Ne sachant que lui répondre, il ne sut que lui sourire. Durant un court moment gênant, ils se regardèrent tous tour à tour, avant que Tahrren ne prenne la parole.
"Bien. Qu'attendons-nous ? Présentons-nous ! Je suis Tahrren Lilmare, des Chasseurs d'Âmes."
La jeune fille s'avança jusqu'à être juste en face du prêtre.
"Enchanté, je suis Ophélie d'Ortia. Ravie de vous rencontrer. Et le jeune homme ici présent se nomme Eiji. Kawasaki Eiji. Il est apprenti au sein des Chasseurs d'Âmes."
Eiji reprit immédiatement Ophélie, ronchonnant.
"C'est quoi cette présentation ! Tu aurais pu me laisser m'exprimer, au moins…"

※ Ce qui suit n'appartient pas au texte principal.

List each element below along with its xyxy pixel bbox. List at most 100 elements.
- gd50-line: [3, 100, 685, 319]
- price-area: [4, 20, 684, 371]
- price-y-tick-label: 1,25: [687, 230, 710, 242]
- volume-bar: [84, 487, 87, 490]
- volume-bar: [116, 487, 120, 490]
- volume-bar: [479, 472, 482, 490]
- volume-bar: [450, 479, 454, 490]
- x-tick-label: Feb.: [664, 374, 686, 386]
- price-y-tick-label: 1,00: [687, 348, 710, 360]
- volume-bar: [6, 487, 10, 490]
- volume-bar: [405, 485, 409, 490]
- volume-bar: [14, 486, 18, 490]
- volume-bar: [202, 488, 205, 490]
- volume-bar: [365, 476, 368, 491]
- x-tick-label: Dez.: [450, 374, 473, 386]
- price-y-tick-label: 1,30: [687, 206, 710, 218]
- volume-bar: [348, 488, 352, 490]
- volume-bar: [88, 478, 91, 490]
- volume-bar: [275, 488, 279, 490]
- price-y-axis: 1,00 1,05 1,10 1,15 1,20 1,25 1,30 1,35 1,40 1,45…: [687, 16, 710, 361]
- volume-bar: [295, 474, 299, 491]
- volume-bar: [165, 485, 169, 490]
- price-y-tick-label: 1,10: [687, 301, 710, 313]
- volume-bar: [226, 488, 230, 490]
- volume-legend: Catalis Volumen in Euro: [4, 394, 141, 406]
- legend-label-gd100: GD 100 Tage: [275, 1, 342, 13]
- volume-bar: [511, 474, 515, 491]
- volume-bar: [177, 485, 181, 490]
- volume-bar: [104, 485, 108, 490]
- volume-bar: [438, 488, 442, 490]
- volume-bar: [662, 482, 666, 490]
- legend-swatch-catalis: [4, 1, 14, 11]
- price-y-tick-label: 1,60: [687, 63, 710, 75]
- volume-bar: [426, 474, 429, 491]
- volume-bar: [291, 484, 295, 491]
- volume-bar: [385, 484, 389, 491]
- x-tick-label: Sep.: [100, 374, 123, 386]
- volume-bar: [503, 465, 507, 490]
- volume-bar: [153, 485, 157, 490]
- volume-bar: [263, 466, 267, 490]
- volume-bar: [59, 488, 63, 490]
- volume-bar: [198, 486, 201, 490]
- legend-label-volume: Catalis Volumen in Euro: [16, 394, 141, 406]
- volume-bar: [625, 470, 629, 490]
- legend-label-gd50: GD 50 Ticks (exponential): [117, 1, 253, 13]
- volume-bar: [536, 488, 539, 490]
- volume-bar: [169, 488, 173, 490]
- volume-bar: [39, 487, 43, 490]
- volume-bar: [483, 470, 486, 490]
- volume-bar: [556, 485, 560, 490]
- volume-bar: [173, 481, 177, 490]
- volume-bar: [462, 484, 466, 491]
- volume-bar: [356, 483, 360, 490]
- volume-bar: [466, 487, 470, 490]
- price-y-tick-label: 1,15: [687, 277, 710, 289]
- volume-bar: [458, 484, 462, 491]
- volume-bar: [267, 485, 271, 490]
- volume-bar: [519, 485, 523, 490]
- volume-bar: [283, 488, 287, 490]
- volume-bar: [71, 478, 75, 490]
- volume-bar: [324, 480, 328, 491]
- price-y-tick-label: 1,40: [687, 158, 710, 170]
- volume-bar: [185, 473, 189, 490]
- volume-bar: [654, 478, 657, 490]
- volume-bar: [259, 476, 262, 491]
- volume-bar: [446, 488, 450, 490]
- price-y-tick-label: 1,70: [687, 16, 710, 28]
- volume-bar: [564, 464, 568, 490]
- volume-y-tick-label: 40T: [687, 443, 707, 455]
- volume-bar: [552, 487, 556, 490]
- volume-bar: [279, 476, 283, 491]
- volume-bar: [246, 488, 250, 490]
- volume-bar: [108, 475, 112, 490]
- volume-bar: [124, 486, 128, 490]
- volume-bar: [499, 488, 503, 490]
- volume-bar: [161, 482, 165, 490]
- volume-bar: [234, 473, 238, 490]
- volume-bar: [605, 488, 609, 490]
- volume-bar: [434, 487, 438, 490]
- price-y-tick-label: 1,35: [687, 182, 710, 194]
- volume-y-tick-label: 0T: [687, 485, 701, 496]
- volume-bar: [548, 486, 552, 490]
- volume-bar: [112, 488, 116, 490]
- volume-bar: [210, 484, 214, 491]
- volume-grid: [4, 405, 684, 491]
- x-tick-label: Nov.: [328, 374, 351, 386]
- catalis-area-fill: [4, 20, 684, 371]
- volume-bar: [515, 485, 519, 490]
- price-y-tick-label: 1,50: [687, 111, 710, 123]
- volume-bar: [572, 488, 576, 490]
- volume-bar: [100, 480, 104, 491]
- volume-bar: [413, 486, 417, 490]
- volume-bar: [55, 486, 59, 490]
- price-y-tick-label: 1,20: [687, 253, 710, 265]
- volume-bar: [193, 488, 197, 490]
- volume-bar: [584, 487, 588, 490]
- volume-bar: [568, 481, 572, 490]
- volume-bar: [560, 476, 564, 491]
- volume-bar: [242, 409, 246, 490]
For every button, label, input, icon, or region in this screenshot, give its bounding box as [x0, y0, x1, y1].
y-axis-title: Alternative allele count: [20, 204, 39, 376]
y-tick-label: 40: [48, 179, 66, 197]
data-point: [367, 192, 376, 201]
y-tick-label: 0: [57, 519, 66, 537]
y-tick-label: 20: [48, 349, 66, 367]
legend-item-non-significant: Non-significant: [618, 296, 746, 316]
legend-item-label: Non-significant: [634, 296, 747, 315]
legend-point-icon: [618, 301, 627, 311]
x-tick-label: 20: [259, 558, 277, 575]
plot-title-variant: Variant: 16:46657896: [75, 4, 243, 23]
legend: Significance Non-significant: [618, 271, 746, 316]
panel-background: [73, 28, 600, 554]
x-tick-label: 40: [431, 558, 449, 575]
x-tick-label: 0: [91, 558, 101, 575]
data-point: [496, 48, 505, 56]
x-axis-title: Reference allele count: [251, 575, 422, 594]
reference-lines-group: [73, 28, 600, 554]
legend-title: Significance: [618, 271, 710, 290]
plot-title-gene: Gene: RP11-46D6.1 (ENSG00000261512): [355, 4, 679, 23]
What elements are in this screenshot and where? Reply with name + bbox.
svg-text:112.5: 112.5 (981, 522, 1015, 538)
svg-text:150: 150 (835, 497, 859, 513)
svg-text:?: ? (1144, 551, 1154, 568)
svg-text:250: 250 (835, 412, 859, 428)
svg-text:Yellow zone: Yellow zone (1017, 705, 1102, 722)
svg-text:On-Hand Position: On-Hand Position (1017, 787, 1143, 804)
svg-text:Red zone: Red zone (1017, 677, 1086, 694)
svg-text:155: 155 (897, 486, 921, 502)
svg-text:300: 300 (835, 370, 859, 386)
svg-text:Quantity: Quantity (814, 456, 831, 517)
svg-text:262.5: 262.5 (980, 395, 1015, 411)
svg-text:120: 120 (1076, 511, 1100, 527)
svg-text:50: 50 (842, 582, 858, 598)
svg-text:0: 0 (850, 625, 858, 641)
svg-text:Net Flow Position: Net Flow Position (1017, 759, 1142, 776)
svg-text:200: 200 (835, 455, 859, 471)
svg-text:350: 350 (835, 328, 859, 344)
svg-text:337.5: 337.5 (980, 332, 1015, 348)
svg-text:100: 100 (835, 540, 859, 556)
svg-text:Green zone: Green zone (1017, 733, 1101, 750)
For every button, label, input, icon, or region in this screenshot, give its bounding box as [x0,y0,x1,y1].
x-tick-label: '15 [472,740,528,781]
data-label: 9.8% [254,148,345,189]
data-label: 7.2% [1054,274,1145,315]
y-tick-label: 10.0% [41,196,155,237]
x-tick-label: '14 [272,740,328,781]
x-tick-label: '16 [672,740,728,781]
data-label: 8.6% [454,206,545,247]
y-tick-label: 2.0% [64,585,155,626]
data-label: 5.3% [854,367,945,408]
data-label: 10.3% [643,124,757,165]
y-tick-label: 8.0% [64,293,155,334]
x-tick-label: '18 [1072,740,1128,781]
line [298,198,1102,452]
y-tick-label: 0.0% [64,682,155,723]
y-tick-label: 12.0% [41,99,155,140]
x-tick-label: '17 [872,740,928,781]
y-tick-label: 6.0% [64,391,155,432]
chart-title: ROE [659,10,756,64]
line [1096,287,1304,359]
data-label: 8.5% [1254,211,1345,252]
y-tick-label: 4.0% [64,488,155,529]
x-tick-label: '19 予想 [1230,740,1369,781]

Andréa, quant à lui, pensait avoir mal entendu. Après tout, son corps ne possédait pas encore toutes ses capacités.
"Excusez-moi, vous avez dit que vous vous appelez Ophélie, n'est-ce pas ? Ophélie d'Ortia ? Exactement comme l'ancien royaume ?"
Ophélie s'amusait de la situation, et ne put s'empêcher de laisser s'échapper quelques rires.
"Celui-là même."
Andréa réunit toutes ses forces afin de sortir de son lit et, bien que souffrant, parvint à s'agenouiller.
"Ô Sainte Originelle. Ceci est un miracle ! Sept cent ans après votre humble sacrifice, vous réapparaissez ainsi face à moi, dans les heures les plus sombres qu'a connu la sainte ville qui vous est dédiée. Comment est-ce possible ?"
Ophélie se gratta le dos du crâne avant de lui répondre vaguement.
"C'est une longue histoire… Mais c'est bien moi, je suis la même personne. Et aujourd'hui, Père Andréa, nous avons besoin de ton aide. Toute la cité a besoin de ton aide."
Andréa se remit rapidement de ses émotions. Il s'assit contre le lit tourna son regard vers le mur à côté. Il se doutait de la raison pour laquelle la Sainte Originelle et ces deux hommes était pour obtenir les informations qu'il détenait, car à ce propos, il se savait spécial.
"Les Chasseurs d'Âmes ? J'ai déjà entendu ce nom, auparavant. On entend parfois des choses sur vous. Vous traquez certaines personnes capables de mettre en péril la paix sur le continent. Chacun de vos membres est si puissant qu'ils pourraient renverser des royaumes. Que me voulez-vous donc ?"
Tahrren s'approcha du nain et l'aida à s'assoir sur le lit.
"Vous avez raison, nous traquons ce que nous appelons les immortels. Leur existence même détériore l'équilibre du monde qui les entoure. Et il se trouve que l'un d'eux menace actuellement Ophelia. Nous pensons que vous détenez des informations qui seraient capitales dans notre traque."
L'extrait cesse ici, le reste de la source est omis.